Dia de chuva no quintal

 

Rua Marechal Deodoro, Marilia, interior de São Paulo.

Ali morávamos, pai, mãe e quatro filhos (os existentes na época). Tínhamos uma boa casa – espaçosa e confortável.

Tínhamos também um belo jardim do lado esquerdo e um quintal nos fundos. Boa parte do tempo de que dispúnhamos – éramos todos pequenos e não tínhamos nenhum tipo de compromisso, nem mesmo escola – passávamos ali.

Assim, brincávamos entre as flores, tentando caçar umas borboletas enormes que sempre estavam por ali. E púnhamos nomes nelas: “pito”, “rainha”, “imperador”...

E foi nessa casa, também, que meu pai recebeu a notícia do falecimento do meu avô (seu pai). Foi a única vez, em toda a vida, que vi meu pai encher os olhos de lágrimas...

Na parte dos fundos havia algumas árvores frutíferas plantadas, como goiabeira, abacateiro e parreira de uvas, entre as quais, alegre e rapidamente, transitávamos, brincando de pega-pega, ou mesmo simulando, com caixas de querosene, carrinhos – que não andavam...

Não sei se você imagina como eram os esgotos sanitários naquele tempo. Não havia rede de esgotos pública, pelo menos em nosso bairro. O que tínhamos eram as chamadas “fossas negras”. Você sabe, aquele buraco de cerca de oito metros de fundo, onde iam se acumulando os detritos dos vasos sanitários. Quando enchia chamávamos o limpa-fossa da Prefeitura para esvaziar. Feita a limpeza, colocavam-se algumas vigotas, cruzavam-se tábuas e despejava-se um pouco de terra – que na nossa região era barrenta e grudava.

Certa tarde saímos para o quintal para brincar, após uma grande chuva. Tudo estava molhado. Das folhas e dos troncos das árvores pingavam gotas límpidas. O chão estava encharcado e, onde pisávamos, ficavam as marcas dos nossos pés.

Mas isso em nada impedia os nossos folguedos. Pelo contrário, tínhamos certeza de que, depois de terminada a brincadeira, a nossa mãe nos chamaria para um bom banho – com roupas limpas.

E brincamos, e brincamos...

Nesse momento a minha mãe chegou à porta da cozinha e nos chamou para o café da tarde:

- Venham, crianças. Temos pão, manteiga, bolo de fubá e leite com café (coisa de mineiro, pois ‘leite com café’ significa mais leite do que café).

Não resistindo ao convite, corremos para dentro da cozinha, alegres e felizes, e sentamo-nos à mesa para o esperado lanche.

Tranqüilamente íamos do leite para o bolo e deste para o pão com manteiga, matando a nossa fome, que era quase permanente...

De repente, um enorme estrondo no quintal!

O que seria aquilo?

Ameaçamos correr para ver o que era. Sairíamos para o quintal e logo veríamos a causa do barulho.

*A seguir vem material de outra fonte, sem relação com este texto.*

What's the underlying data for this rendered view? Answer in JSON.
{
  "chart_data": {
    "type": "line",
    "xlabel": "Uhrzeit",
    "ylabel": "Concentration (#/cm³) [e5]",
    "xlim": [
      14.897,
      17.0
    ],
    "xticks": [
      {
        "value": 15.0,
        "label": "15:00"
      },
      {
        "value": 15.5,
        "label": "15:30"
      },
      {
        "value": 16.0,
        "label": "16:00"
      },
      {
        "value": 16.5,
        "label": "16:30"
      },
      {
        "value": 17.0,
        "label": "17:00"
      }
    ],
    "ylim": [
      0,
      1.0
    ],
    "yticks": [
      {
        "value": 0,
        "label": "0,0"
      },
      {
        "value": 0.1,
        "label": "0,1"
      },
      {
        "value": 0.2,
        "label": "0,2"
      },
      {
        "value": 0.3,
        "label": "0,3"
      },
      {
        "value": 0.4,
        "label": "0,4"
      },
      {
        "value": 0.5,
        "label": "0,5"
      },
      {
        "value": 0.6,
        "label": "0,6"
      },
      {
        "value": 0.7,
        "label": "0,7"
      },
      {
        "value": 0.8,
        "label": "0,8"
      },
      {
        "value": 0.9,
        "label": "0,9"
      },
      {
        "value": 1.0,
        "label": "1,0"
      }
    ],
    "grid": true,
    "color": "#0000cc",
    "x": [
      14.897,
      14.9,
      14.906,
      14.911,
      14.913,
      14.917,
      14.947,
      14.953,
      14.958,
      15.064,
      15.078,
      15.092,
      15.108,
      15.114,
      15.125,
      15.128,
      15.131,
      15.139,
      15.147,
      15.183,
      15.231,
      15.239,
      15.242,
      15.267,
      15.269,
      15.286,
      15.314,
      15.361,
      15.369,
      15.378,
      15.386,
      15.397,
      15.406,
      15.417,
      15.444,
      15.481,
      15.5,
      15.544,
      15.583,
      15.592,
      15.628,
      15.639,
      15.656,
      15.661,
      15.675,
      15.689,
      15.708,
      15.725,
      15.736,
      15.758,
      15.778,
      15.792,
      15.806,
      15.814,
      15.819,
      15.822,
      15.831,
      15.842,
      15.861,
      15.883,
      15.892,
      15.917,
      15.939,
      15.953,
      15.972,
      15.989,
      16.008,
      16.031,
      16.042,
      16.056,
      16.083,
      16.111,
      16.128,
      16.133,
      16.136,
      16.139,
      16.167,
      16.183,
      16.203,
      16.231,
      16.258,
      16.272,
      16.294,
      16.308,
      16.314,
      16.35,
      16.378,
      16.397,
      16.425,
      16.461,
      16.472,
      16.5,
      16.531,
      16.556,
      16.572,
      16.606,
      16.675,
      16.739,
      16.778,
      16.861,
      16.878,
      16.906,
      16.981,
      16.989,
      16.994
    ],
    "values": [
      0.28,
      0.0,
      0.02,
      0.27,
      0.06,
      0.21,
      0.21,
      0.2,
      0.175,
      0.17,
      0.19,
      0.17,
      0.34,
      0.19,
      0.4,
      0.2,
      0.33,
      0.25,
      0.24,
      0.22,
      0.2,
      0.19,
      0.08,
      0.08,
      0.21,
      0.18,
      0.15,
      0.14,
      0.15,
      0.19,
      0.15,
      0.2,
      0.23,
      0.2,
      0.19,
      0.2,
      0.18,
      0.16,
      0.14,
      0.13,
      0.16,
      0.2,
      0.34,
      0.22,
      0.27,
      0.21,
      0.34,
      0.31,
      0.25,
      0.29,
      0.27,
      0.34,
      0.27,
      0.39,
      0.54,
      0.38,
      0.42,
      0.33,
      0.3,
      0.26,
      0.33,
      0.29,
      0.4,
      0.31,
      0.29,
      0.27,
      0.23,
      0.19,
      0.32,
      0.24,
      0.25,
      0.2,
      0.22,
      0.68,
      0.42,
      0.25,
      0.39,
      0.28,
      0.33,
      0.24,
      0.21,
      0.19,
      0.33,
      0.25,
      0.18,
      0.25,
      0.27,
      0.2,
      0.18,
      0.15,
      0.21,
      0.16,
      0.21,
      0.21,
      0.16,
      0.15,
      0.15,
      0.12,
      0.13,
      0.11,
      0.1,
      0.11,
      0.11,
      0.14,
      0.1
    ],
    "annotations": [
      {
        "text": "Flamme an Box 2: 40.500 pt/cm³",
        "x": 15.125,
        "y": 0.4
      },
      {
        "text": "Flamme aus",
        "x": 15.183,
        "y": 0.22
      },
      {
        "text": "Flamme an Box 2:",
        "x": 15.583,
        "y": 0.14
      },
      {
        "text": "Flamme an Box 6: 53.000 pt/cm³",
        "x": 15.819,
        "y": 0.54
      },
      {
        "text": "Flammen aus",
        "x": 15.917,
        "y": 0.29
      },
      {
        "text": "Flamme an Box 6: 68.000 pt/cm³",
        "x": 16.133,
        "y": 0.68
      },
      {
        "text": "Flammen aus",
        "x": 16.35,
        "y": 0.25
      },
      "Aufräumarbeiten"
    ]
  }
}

- Não, meninos – disse minha mãe, - esperem. Não saiam para o quintal.

E foi ela própria saber o que acontecera. De vagarinho, como que pisando em ovos, afundando os pés calçados com uma simples sandália naquela lama vermelha que constituía o nosso solo.

A chuva tinha sido bastante forte, e nossas pisadas resultantes das correrias e brincadeiras fizeram com que a armação de madeira cedesse e fosse tudo para o fundo da fossa.

- Viram, crianças? - informou nossa mãe. - Viram só de que se livraram? - E contou-nos o que tinha ocorrido.

Por pouco, muito pouco, não caíamos todos lá no fundo, em meio a tábuas e fezes de vários meses!